C’est sûr, elle va nous manquer, d’ailleurs elle nous manque déjà. Personne n’ignore qu’elle fut et qu’elle est source de vie sur terre. Bien plus, elle est une arme : il suffit de la supprimer pour que mort s’ensuive. Celle des humains, celle des animaux, des plantes et de toute vie sur terre. Mais les chances sont inégales. Pour les mesurer, l’on peut se référer aux restrictions d’usage de l’eau dans les départements de notre hexagone qui oscillent, à la fin août, entre l’alerte simple et l’alerte renforcée qui concerne l’ensemble des départements du Sud-Ouest.

Plus gravement atteints, les départements du Var, des Pyrénées Orientales et la ville de Lyon sont en « crise ». Les premiers orages n’ont en rien dissipé les craintes de la baisse anormale des nappes phréatiques et de la transformation des rivières en ruisseaux avec maints passages à gué de rocher en rocher…Nous ne sommes pas les plus mal logés dans cette quête de l’eau en raison de l’étendue du littoral maritime qui fait de la France un finistère.
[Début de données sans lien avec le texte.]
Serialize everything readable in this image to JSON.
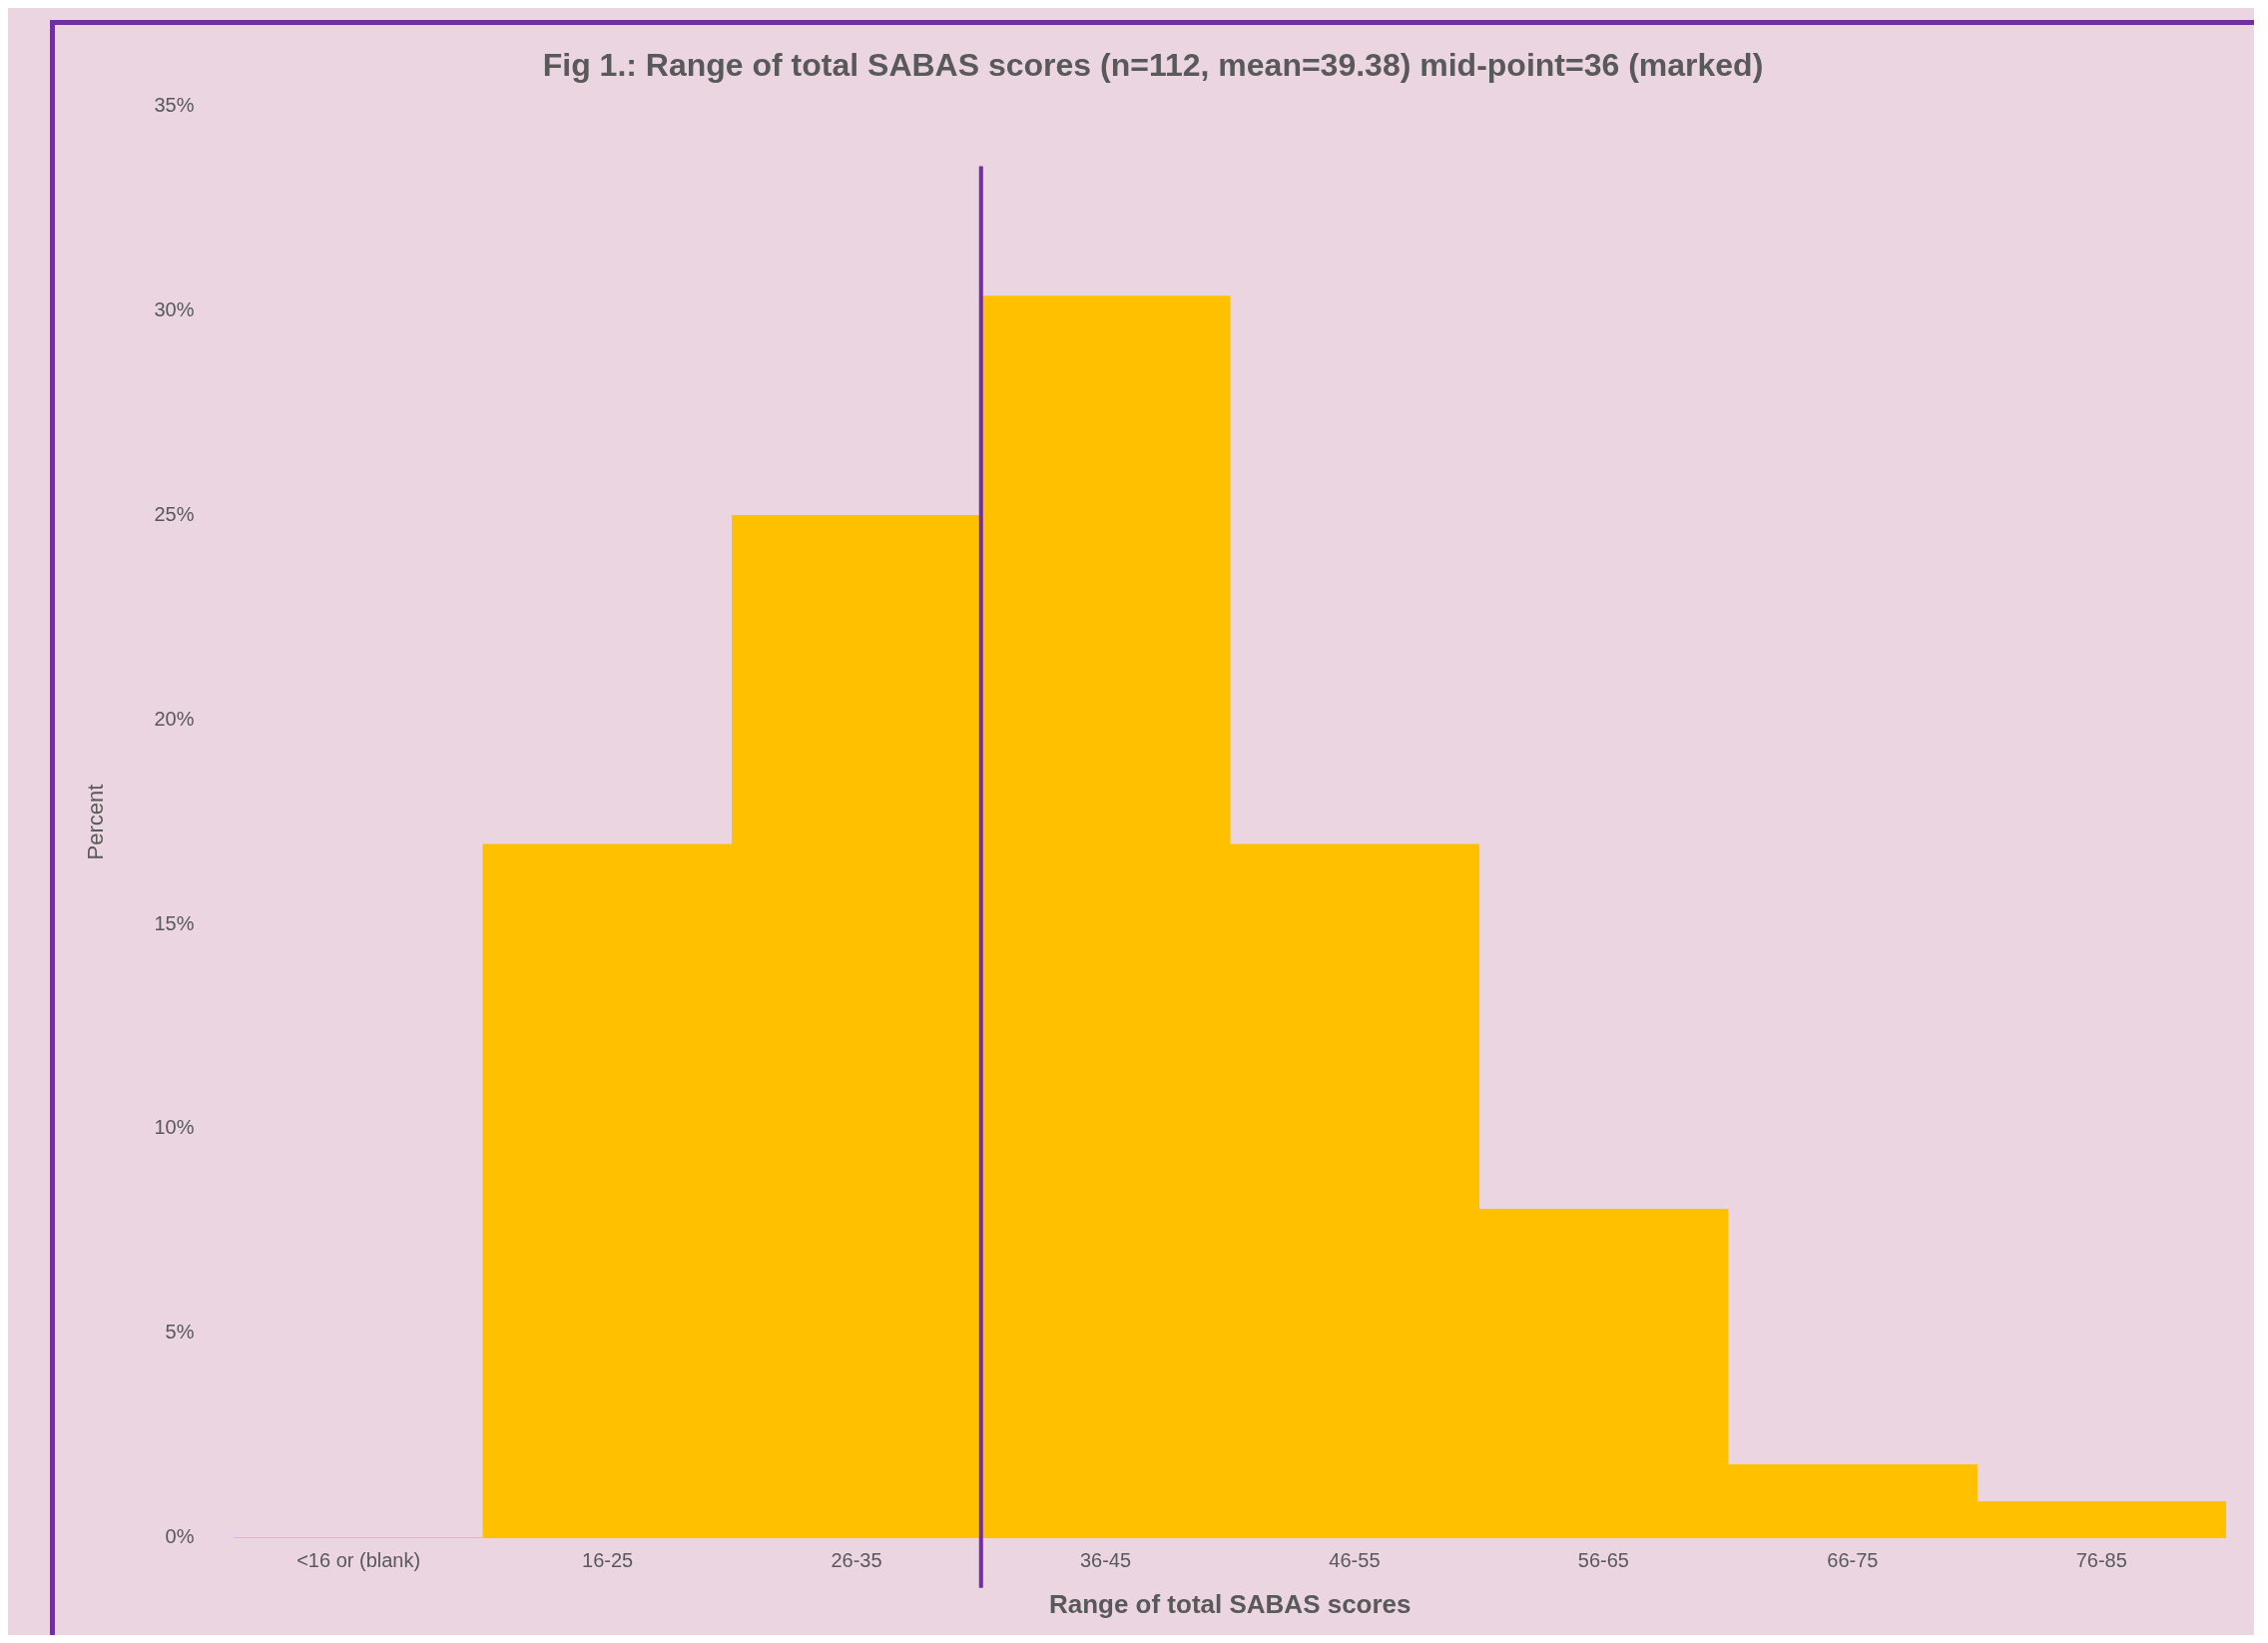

Et, surtout, il y a le goût de l’eau ou plutôt des eaux qui contribue à l’inégalité des chances. Au point de donner à certains pays une allure de terre promise : ainsi du Groenland qui met les icebergs en bouteilles…C’est là que le réchauffement climatique s’exerce avec le plus de vigueur et livre à la consommation des glaces de plus de 200000 ans d’âge ! Les icebergs en train de fondre sont des vestiges des glaciations de l’ère quaternaire dont l’eau douce se déverse en quantité dans les eaux salées. À lui seul, le Groenland disposerait d’une calotte glaciaire contenant 10% des ressources en eau douce de la terre entière. De quoi éveiller la soif d’entrepreneurs de la mise en bouteille. De quoi susciter des comparaisons entre le pétrole et l’eau potable. Ainsi, en 2021, 59 milliards de litres d’eau ont été vendus dans le monde et ont rapporté un chiffre d’affaires de près de 38 milliards d’euros. En Chine, dans les pays du Golfe, aux États Unis, chaque bouteille atteint le prix de 12 euros, calqué sur la valeur d’un vin des Bordeaux…Et la publicité qui entoure leur commercialisation éveille la curiosité des buveurs d’eau et peut-être de vin : un verre de cette eau plurimillénaire présente « la pureté de la préhistoire » et « le goût d’il y a cent mille ans ».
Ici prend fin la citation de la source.